I'm a 17 year old guy that likes to wear girls clothes, is this weird?
Since I was 13 I've had an obsession with women's clothes especially heels. I can't exactly remember how this came about but I used to wear my mums clothes on a day to day basis in private. I felt comfortable and confident with myself when I did this but I was far too embarrassed to tell anybody after being bullied for my appearance for a number of years. I guess that's why I felt more confident in myself dressed as a female because in a way I saw myself as a different person.
After about a year I wanted to get some opinions about my obsession, so I downloaded an open group chat app on my phone. People had mixed feelings and thoughts about my situation, some more hurtful than others but it didn't stop me from still wearing woman's clothes.
Some time after this I got into a relationship with a girl who I felt really comfortable around. She was the first person I told about my obsession and she was very open about the idea of me being a "crossdresser". She gave me some of her clothes and shoes and she seemed interested about the subject when I brought it up. She liked wearing my clothes as much as I liked wearing hers. We even had sex a few times wearing each others clothes, it felt so natural to be myself around her.
Unfortunately she cheated on me and we broke up in 2016, she explained I wasn't acting like a boyfriend anymore because of my obsession and that it didn't help that I don't like parties or playing sports. This has a big impact on me because the person I felt most comfortable wearing woman's clothes around left me due to one of the reasons that she didn't like it anymore. I stopped crossdressing straight after this for about 4 months because I didn't want anyone else to not like me because of my obsession if they ever found out.
Within this period I became so unhappy and angry with myself because I was the cause of my breakup for no other reason than she didn't like that I was different than the average guy. I had to tell someone about how I felt so I turned to my female best friend who I had known for 2 years previous to this. She was shocked that I had never told her about my obsession but she talked to me about and comforted me. She was also open to the idea of me being a crossdresser and shared my passion with me.

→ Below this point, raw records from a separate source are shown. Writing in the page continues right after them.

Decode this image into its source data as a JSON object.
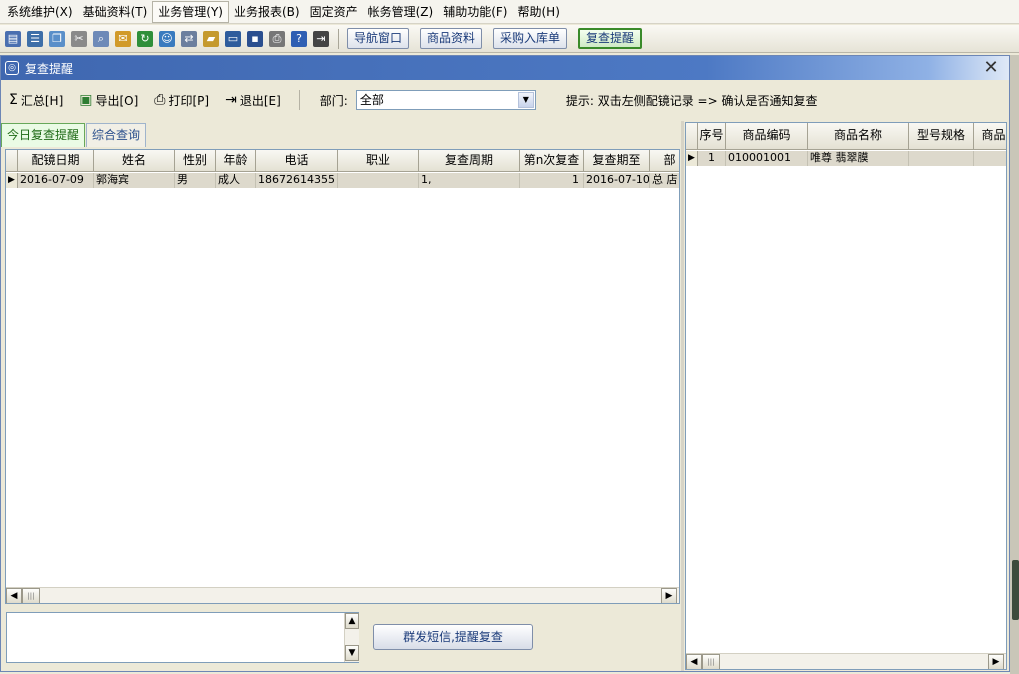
{
  "menu": {
    "items": [
      {
        "label": "系统维护(X)",
        "name": "menu-system"
      },
      {
        "label": "基础资料(T)",
        "name": "menu-basic"
      },
      {
        "label": "业务管理(Y)",
        "name": "menu-business"
      },
      {
        "label": "业务报表(B)",
        "name": "menu-report"
      },
      {
        "label": "固定资产",
        "name": "menu-asset"
      },
      {
        "label": "帐务管理(Z)",
        "name": "menu-account"
      },
      {
        "label": "辅助功能(F)",
        "name": "menu-aux"
      },
      {
        "label": "帮助(H)",
        "name": "menu-help"
      }
    ],
    "active_index": 2
  },
  "toolbar": {
    "icons": [
      {
        "name": "grid-icon",
        "glyph": "▤",
        "color": "#4a6fb0"
      },
      {
        "name": "list-icon",
        "glyph": "☰",
        "color": "#3e6fa8"
      },
      {
        "name": "windows-icon",
        "glyph": "❐",
        "color": "#5a8fc9"
      },
      {
        "name": "tools-icon",
        "glyph": "✂",
        "color": "#8a8a8a"
      },
      {
        "name": "search-doc-icon",
        "glyph": "⌕",
        "color": "#6e8ab8"
      },
      {
        "name": "chat-icon",
        "glyph": "✉",
        "color": "#d19a2a"
      },
      {
        "name": "refresh-icon",
        "glyph": "↻",
        "color": "#2f8f3a"
      },
      {
        "name": "users-icon",
        "glyph": "☺",
        "color": "#3a7bbf"
      },
      {
        "name": "transfer-icon",
        "glyph": "⇄",
        "color": "#6c7f9e"
      },
      {
        "name": "folder-icon",
        "glyph": "▰",
        "color": "#c59a2e"
      },
      {
        "name": "monitor-icon",
        "glyph": "▭",
        "color": "#2e5c9c"
      },
      {
        "name": "save-icon",
        "glyph": "▪",
        "color": "#2b4f8f"
      },
      {
        "name": "print-icon",
        "glyph": "⎙",
        "color": "#777777"
      },
      {
        "name": "help-icon",
        "glyph": "?",
        "color": "#2f5fb3"
      },
      {
        "name": "exit-icon",
        "glyph": "⇥",
        "color": "#444444"
      }
    ],
    "buttons": [
      {
        "label": "导航窗口",
        "name": "nav-window-button"
      },
      {
        "label": "商品资料",
        "name": "product-info-button"
      },
      {
        "label": "采购入库单",
        "name": "purchase-order-button"
      },
      {
        "label": "复查提醒",
        "name": "recheck-reminder-button"
      }
    ],
    "active_button": 3
  },
  "window": {
    "title": "复查提醒",
    "close_glyph": "✕",
    "icon_glyph": "◎"
  },
  "actions": {
    "sum": {
      "icon": "Σ",
      "label": "汇总[H]"
    },
    "export": {
      "icon": "▣",
      "label": "导出[O]"
    },
    "print": {
      "icon": "⎙",
      "label": "打印[P]"
    },
    "exit": {
      "icon": "⇥",
      "label": "退出[E]"
    }
  },
  "department": {
    "label": "部门:",
    "value": "全部",
    "arrow": "▼"
  },
  "hint": "提示: 双击左侧配镜记录 => 确认是否通知复查",
  "tabs": [
    {
      "label": "今日复查提醒",
      "name": "tab-today-reminder"
    },
    {
      "label": "综合查询",
      "name": "tab-comprehensive-query"
    }
  ],
  "left_grid": {
    "columns": [
      "配镜日期",
      "姓名",
      "性别",
      "年龄",
      "电话",
      "职业",
      "复查周期",
      "第n次复查",
      "复查期至",
      "部"
    ],
    "rows": [
      {
        "indicator": "▶",
        "cells": [
          "2016-07-09",
          "郭海宾",
          "男",
          "成人",
          "18672614355",
          "",
          "1,",
          "1",
          "2016-07-10",
          "总  店"
        ]
      }
    ]
  },
  "right_grid": {
    "columns": [
      "序号",
      "商品编码",
      "商品名称",
      "型号规格",
      "商品"
    ],
    "rows": [
      {
        "indicator": "▶",
        "cells": [
          "1",
          "010001001",
          "唯尊 翡翠膜",
          "",
          ""
        ]
      }
    ]
  },
  "scroll": {
    "left": "◀",
    "right": "▶",
    "up": "▲",
    "down": "▼",
    "grip": "|||"
  },
  "sms_button": "群发短信,提醒复查"
}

After a few months she suggested that I should be more confident in myself and tell my best mate, my only male friend, about my obsession so I did. He hated me, he told me I was gay and never to speak to him again. I broke down and didn't know what to do. I knew I wasn't gay as I had previously experimented a few months before because I was curious to know if I was due to me liking women's clothing.
People I worked around day to day started to notice I wasn't myself and I kept getting asked what was wrong with me. I eventually told someone what had happened and they were very open about my situation but then never spoke to me again after I told them. This is why I'm posting my story on here. I need advice on what to do because I'm really stuck. I have no friends left to talk to about it, no one wants anything to do with me and I can't cope for much longer.
I now wear heels everyday but only in private in my bedroom, I have 8 pairs and I still enjoy doing this although I don't know if this is socially acceptable anymore because of the reactions I've had from the people I was close to.
If you took the time to read this, thank you and if you could help me that would be great.